Now that telehealth has gained a real foothold, paper-based organizations are at a further disadvantage. Virtual care is a second, more technologically advanced feature that they cannot offer their patients

To compete in an already crowded and increasingly digitized industry, providers will have to offer a telehealth solution in the not so distant future.

Telehealth Market

Eyes on the Enterprise Solution

All the attention is on telehealth right now, and rightfully so.

But the gap between a paper-based system and telemedicine success is a rather large one.

If you are a paper-based organization, you may want to consider updating your operation altogether with an EHR.

We know, we said we wouldn’t do this, but hear us out.

When we talk to care providers who are interested, yet reluctant to implement an EHR, we try to explain it like this:

We are not asking you to reinvent the wheel. Going from a paper system to an EHR is no longer an arduous reinvention. In reality, it’s much closer to us asking you to go from the checkbook to online banking.

Learn more about your EHRs options here!

Think of the financial simplicity, accessibility, and immediacy online banking now provides us. (Note that an EHR brings these same things to a health organization’s records system. We are virtually professionally obligated to point that out. Okay moving on).

Not even two decades ago, people were much more wary of having that kind of personal information on the internet. Now, it’s hard to imagine life without it.

And that is where telehealth is heading. It has been steadily growing for a while. COVID-19 has only accelerated things. Eventually, telemedicine will become the norm, much like online banking has.

Now that telehealth has burst on to the scene, the timeframe for paper-based organizations to make these necessary digital upgrades has been accelerated as well.

We understand that the prospect of acquiring telemedicine capabilities may be concerning to organizations using paper records. Bridging that kind of gap in IT infrastructure is daunting and challenging.

One way to close that gap is to implement an enterprise EHR system. An effective EHR software can completely overhaul a facility’s health IT infrastructure.

Through features and functionality such as digital practice management, mobility, managed hosting and HIPAA-compliant security, the right vendor can bring an outdated operation to the cutting edge.

Once a facility’s scheduling, billing, and records are digitized, it is much easier to achieve functional video conferencing.

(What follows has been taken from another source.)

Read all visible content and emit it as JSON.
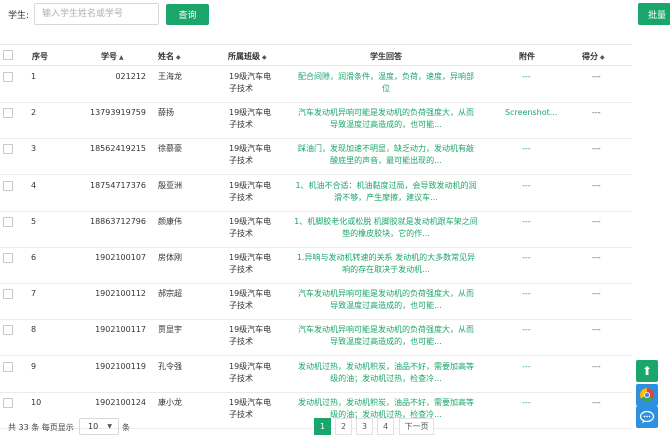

Within an enterprise system, telehealth tools are fully integrated into the EHR. This inherent link promotes maximum synergy in the management and delivery of virtual care.

electronic health records

Next Steps for Providers using Paper Health Records

In a perfect world, the formula for a successful transition from paper records to telemedicine would be:

  1. Convert your health records system to an enterprise EHR that offers a telehealth tool
  2. Allow staff to learn the basics of the software and get comfortable with new workflows
  3. Implement the integrated telehealth tool

If these last few months have shown us anything, though, it’s that we are not living in a perfect world.

This ideal timeline may be impractical for paper-based organizations that have patients that require remote treatment now.

If this is the case, providers may want to work backward and start with telehealth.

Reach out to EHR vendors and get a sense of their telemedicine offerings. You should be mindful of two things when inquiring about their telehealth options.

First, ask how deployable their virtual treatment features are. Can they provide a standalone, enterprise-level video conferencing solution immediately, without an EHR implementation?

And second, pay close attention to how functional and intuitive their telehealth tool is when you demo the product (and you should demo).

Both of these factors serve as a peek into the quality and functionality of the vendor’s larger software system.

To make the switch from paper records to virtual care, you want to do it right. That is by choosing a vendor whose software you can seamlessly grow into after the immediate demand of telemedicine subsides.